Often neglected in discussions about contract production are the numerous variations of what the term means. For instance, some millers, having identified growers keen on producing the quantities and qualities deemed desirable, seek long-term arrangements that assure first choice in purchasing. These arrangements typically leave price to negotiation at time of delivery. Almost no wheat is grown under the sort of detailed contract arrangement that first developed in U.S. chicken production, where the ultimate processor assumes responsibility for nearly every step. Yet, such broad coverage is creeping into U.S. corn and soybean production.

Overlooked in these doubts about whether contract production has any role to play in wheat is the totally different perspective arising internationally. In the wake of concerns over grain supply adequacy heard a few months ago, due to crop shortfalls as well as actions by some countries to limit or halt exporting, importing nations with sufficient resources are taking contract production in a totally new direction. Oil-rich importing countries like Saudi Arabia and the United Arab Emirates are seriously exploring the ultimate in contract production — leasing or purchasing fertile cropland in developing countries that is to be used to grow grains meant for export to the owning country.

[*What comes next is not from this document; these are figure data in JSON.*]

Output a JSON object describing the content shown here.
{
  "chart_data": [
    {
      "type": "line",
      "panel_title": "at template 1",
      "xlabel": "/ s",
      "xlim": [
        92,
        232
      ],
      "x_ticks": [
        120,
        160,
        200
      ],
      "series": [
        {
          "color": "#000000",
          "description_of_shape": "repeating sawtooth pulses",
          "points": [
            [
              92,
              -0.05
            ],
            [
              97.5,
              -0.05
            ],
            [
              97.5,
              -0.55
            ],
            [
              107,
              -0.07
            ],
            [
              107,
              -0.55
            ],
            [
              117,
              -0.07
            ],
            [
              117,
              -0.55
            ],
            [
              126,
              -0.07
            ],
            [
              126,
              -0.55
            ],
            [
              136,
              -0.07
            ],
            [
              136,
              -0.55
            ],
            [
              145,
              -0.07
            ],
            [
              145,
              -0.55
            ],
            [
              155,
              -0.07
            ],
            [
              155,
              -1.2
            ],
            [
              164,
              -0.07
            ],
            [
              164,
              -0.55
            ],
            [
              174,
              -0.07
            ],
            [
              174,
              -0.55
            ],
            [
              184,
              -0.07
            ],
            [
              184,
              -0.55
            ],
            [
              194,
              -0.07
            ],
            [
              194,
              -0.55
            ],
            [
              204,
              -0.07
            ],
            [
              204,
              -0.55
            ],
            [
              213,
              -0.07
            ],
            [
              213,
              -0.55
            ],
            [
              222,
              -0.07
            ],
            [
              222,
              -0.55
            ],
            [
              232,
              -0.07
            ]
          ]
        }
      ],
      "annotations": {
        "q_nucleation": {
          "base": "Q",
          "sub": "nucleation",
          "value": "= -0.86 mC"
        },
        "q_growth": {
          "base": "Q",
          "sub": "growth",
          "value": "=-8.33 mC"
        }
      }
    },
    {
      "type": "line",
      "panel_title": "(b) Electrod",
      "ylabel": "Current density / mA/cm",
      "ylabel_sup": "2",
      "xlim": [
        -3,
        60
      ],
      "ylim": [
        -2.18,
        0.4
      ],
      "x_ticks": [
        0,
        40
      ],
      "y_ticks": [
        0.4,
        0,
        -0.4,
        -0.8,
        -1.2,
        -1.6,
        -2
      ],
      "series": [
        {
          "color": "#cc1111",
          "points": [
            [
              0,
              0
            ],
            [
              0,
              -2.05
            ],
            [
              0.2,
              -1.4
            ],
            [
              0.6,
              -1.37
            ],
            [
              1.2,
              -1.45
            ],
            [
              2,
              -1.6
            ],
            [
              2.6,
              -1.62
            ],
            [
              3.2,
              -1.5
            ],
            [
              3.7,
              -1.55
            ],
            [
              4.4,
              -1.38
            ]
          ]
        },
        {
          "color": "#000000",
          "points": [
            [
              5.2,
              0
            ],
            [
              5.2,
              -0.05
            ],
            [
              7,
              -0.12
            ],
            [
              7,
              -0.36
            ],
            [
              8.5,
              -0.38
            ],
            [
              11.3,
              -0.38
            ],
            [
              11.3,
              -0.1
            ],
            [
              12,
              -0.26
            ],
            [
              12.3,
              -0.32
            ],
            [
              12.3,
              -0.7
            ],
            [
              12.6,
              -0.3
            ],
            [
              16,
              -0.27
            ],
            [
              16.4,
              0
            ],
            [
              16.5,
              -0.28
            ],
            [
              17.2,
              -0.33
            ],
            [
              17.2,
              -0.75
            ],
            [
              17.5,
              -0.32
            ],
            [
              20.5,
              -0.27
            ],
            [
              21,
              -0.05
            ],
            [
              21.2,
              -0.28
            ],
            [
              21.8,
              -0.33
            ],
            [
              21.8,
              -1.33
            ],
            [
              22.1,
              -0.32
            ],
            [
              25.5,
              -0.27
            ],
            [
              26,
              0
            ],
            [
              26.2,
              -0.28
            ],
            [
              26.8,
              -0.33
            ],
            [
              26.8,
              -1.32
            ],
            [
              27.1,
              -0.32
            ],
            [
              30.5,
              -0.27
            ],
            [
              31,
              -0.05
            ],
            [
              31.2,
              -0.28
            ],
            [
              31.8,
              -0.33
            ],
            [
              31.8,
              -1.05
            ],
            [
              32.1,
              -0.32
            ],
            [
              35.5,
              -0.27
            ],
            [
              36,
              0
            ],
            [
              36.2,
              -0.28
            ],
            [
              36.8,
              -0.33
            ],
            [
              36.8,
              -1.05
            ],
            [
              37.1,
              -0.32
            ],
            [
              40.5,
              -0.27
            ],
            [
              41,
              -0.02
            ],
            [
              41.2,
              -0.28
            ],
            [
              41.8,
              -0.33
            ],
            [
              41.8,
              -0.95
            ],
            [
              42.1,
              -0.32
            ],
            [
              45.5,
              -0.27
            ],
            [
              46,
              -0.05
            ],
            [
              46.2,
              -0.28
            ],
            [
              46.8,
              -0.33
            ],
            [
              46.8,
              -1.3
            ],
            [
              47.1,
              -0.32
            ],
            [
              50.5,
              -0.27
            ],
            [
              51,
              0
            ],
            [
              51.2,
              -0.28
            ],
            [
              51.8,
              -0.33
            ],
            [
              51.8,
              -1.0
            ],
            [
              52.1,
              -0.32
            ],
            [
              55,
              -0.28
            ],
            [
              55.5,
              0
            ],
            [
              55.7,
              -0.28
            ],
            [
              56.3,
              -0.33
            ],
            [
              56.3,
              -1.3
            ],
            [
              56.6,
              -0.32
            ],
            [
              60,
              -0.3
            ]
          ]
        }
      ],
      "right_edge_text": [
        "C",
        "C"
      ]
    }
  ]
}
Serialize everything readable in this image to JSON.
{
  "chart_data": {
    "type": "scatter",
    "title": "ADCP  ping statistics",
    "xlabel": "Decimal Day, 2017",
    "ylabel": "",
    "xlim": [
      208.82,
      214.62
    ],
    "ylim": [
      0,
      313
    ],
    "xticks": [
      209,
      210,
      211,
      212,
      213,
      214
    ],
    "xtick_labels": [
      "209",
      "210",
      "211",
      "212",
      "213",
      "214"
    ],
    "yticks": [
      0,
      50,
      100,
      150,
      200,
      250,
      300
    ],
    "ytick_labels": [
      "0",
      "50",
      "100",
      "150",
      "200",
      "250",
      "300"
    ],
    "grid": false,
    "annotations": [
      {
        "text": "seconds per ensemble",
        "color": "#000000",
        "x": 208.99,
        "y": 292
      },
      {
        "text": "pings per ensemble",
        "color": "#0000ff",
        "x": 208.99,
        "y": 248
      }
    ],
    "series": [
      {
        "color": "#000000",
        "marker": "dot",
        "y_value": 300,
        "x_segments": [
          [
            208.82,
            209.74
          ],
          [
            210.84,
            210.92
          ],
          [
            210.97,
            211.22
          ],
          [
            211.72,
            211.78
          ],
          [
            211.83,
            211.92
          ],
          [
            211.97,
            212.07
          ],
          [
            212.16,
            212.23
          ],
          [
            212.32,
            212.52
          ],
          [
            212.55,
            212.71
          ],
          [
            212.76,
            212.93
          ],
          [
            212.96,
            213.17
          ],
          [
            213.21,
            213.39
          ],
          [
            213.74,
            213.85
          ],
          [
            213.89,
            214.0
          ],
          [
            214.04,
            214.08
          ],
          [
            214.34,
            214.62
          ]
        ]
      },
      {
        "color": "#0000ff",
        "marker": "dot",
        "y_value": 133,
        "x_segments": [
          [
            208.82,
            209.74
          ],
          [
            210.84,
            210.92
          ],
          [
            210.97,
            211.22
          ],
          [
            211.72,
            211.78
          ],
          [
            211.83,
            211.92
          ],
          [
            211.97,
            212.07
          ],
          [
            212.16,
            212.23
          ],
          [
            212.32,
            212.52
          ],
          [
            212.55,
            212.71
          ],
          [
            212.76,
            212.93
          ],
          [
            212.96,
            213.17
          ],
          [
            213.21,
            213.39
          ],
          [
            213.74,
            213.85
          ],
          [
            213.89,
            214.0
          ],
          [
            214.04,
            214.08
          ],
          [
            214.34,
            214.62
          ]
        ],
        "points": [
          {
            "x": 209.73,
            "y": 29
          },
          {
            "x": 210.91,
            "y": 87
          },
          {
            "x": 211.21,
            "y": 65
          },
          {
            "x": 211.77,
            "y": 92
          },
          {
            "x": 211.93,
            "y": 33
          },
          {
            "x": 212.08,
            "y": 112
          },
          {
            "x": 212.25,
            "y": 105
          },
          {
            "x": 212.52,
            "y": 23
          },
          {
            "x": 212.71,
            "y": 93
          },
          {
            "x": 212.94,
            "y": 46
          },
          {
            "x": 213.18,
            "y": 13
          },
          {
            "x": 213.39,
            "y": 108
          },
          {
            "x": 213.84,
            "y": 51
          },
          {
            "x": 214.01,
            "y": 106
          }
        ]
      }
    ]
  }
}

Saudi Arabia is most active in seeking to establish production in other countries. That not just reflects the Saudi desire for securing its food supply, but also an internal decision to stop subsidizing irrigation of desert land. Having just made that decision a short time before the chaotic wheat markets of the past year, the Kingdom’s desire to control crop land in countries where water shortages and soil fertility are not a problem is understandable. That it is seeking to acquire cropland in countries like Sudan, Ethiopia, Kazakhstan and Libya in lots no smaller than 250,000 acres introduces a venture that is not as new as it might seem. In the early 1970s, when Richard Nixon was president of the U.S., soaring grain markets prompted him to impose an embargo on U.S. soybean shipments. This controversial move led Japan, as a major importer of U.S. soybeans, to foster production of this crop in Argentina and Brazil.

These efforts to end food insecurity by purchasing cropland in poor countries have stirred criticism. "Neo-colonialism" is how Jacques Diouf, director-general of the United Nations’ Food and Agriculture Organization, has greeted the threat of huge tracts of land in Africa and Asia being acquired by foreign buyers and their outturns exported, regardless of the diet where crops are grown. And while this latest version of contract production will probably not see the light of day in the U.S. or Europe, its potential for reshaping the agricultural economy needs careful examination. Investing to produce wheat and other crops in lands where they are not now grown raises revolutionary possibilities in trade flows and supply-demand balances.